HIDUPKATOLIK.com – Sebagai Paus, ia menghadapi Antipaus Ursinus. Selain itu, ia juga berjibaku melawan bidaah Apollinarianisme dan Macedonianisme.
Gereja Roma bergolak. Paus Liberius (310-366) dilengserkan dan dibuang oleh Kaisar Konstantius II (317-361). Padahal, Paus Liberius baru naik takhta sekitar dua tahun sejak 17 Mei 352, menggantikan Paus Julius I (†352).
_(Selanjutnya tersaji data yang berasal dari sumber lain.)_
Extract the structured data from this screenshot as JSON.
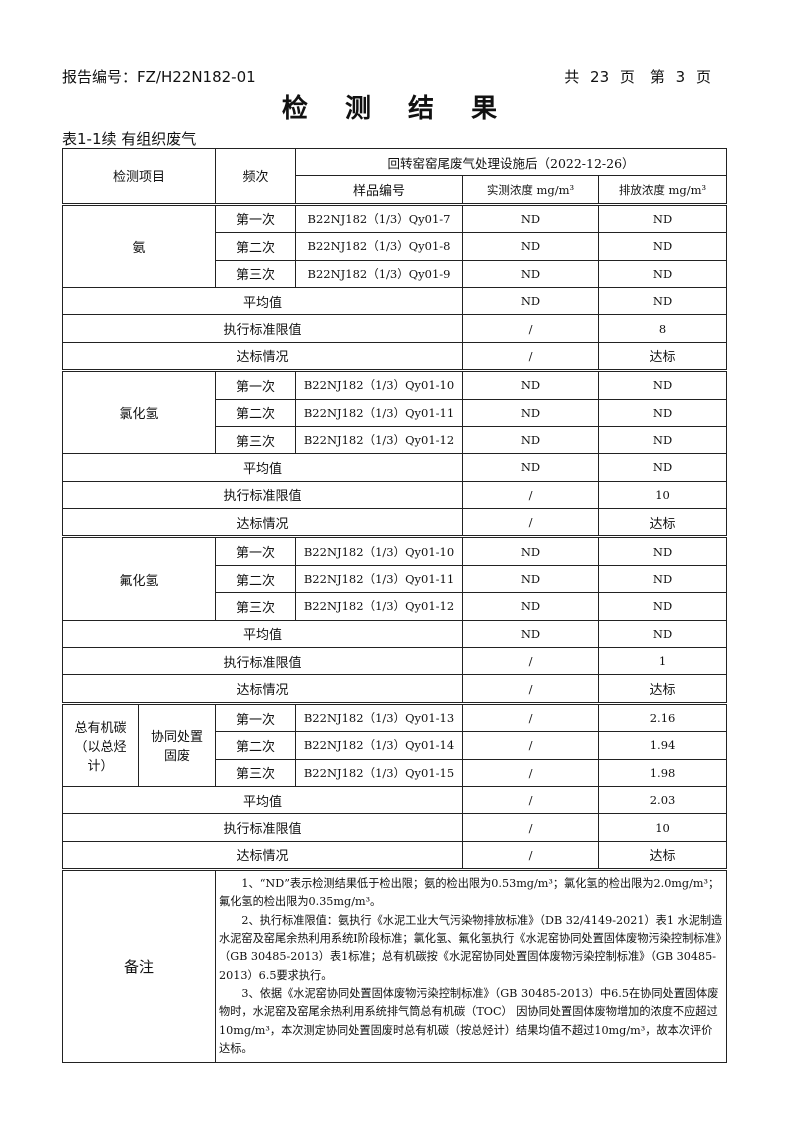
{
  "header": {
    "report_no": "报告编号：FZ/H22N182-01",
    "pages": "共 23 页　第 3 页"
  },
  "title": "检 测 结 果",
  "caption": "表1-1续 有组织废气",
  "table": {
    "col_item": "检测项目",
    "col_freq": "频次",
    "location": "回转窑窑尾废气处理设施后（2022-12-26）",
    "col_sample": "样品编号",
    "col_measured": "实测浓度 mg/m³",
    "col_emission": "排放浓度 mg/m³",
    "groups": [
      {
        "item": "氨",
        "rows": [
          [
            "第一次",
            "B22NJ182（1/3）Qy01-7",
            "ND",
            "ND"
          ],
          [
            "第二次",
            "B22NJ182（1/3）Qy01-8",
            "ND",
            "ND"
          ],
          [
            "第三次",
            "B22NJ182（1/3）Qy01-9",
            "ND",
            "ND"
          ]
        ],
        "avg": [
          "平均值",
          "ND",
          "ND"
        ],
        "limit": [
          "执行标准限值",
          "/",
          "8"
        ],
        "status": [
          "达标情况",
          "/",
          "达标"
        ]
      },
      {
        "item": "氯化氢",
        "rows": [
          [
            "第一次",
            "B22NJ182（1/3）Qy01-10",
            "ND",
            "ND"
          ],
          [
            "第二次",
            "B22NJ182（1/3）Qy01-11",
            "ND",
            "ND"
          ],
          [
            "第三次",
            "B22NJ182（1/3）Qy01-12",
            "ND",
            "ND"
          ]
        ],
        "avg": [
          "平均值",
          "ND",
          "ND"
        ],
        "limit": [
          "执行标准限值",
          "/",
          "10"
        ],
        "status": [
          "达标情况",
          "/",
          "达标"
        ]
      },
      {
        "item": "氟化氢",
        "rows": [
          [
            "第一次",
            "B22NJ182（1/3）Qy01-10",
            "ND",
            "ND"
          ],
          [
            "第二次",
            "B22NJ182（1/3）Qy01-11",
            "ND",
            "ND"
          ],
          [
            "第三次",
            "B22NJ182（1/3）Qy01-12",
            "ND",
            "ND"
          ]
        ],
        "avg": [
          "平均值",
          "ND",
          "ND"
        ],
        "limit": [
          "执行标准限值",
          "/",
          "1"
        ],
        "status": [
          "达标情况",
          "/",
          "达标"
        ]
      },
      {
        "item": "总有机碳（以总烃计）",
        "sub": "协同处置固废",
        "rows": [
          [
            "第一次",
            "B22NJ182（1/3）Qy01-13",
            "/",
            "2.16"
          ],
          [
            "第二次",
            "B22NJ182（1/3）Qy01-14",
            "/",
            "1.94"
          ],
          [
            "第三次",
            "B22NJ182（1/3）Qy01-15",
            "/",
            "1.98"
          ]
        ],
        "avg": [
          "平均值",
          "/",
          "2.03"
        ],
        "limit": [
          "执行标准限值",
          "/",
          "10"
        ],
        "status": [
          "达标情况",
          "/",
          "达标"
        ]
      }
    ],
    "notes_label": "备注",
    "notes": [
      "1、“ND”表示检测结果低于检出限；氨的检出限为0.53mg/m³；氯化氢的检出限为2.0mg/m³；氟化氢的检出限为0.35mg/m³。",
      "2、执行标准限值：氨执行《水泥工业大气污染物排放标准》（DB 32/4149-2021）表1 水泥制造 水泥窑及窑尾余热利用系统Ⅰ阶段标准；氯化氢、氟化氢执行《水泥窑协同处置固体废物污染控制标准》（GB 30485-2013）表1标准；总有机碳按《水泥窑协同处置固体废物污染控制标准》（GB 30485-2013）6.5要求执行。",
      "3、依据《水泥窑协同处置固体废物污染控制标准》（GB 30485-2013）中6.5在协同处置固体废物时，水泥窑及窑尾余热利用系统排气筒总有机碳（TOC） 因协同处置固体废物增加的浓度不应超过10mg/m³，本次测定协同处置固废时总有机碳（按总烃计）结果均值不超过10mg/m³，故本次评价达标。"
    ]
  }
}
Motif pelengseran itu disebabkan oleh sikap keras Paus Liberius yang menolak bidaah Arianisme, yang dianut oleh Kaisar Konstantius II.
Tahun 355, ketika Paus Liberius di pengasingan, Kaisar Konstantius II mengangkat seorang diakon senior, Felix II (†365)yang juga pengikut Arianismeuntuk menduduki Takhta St Petrus. Awalnya, Kaisar Konstantius II menghendaki Paus Liberius dan Antipaus Felix II agar berbagi takhta. Namun, keinginan itu ditolak Paus Liberius sehingga ia harus mengalami pengasingan.
Diakon Setia
Di pengasingan, Paus Liberius ditemani oleh Diakon Damasus. Sejak kecil, diakon kelahiran Roma, Italia, sekitar tahun 304 itu sudah menunjukkan sikap pelayanan kepada Gereja. Damasus mulai membantu pelayanan di Gereja St Laurentius Martir sejak remaja. Ia merupakan buah kasih perkawinan Antonius dan Laurentia. Konon, ayahnya berdarah Spanyol.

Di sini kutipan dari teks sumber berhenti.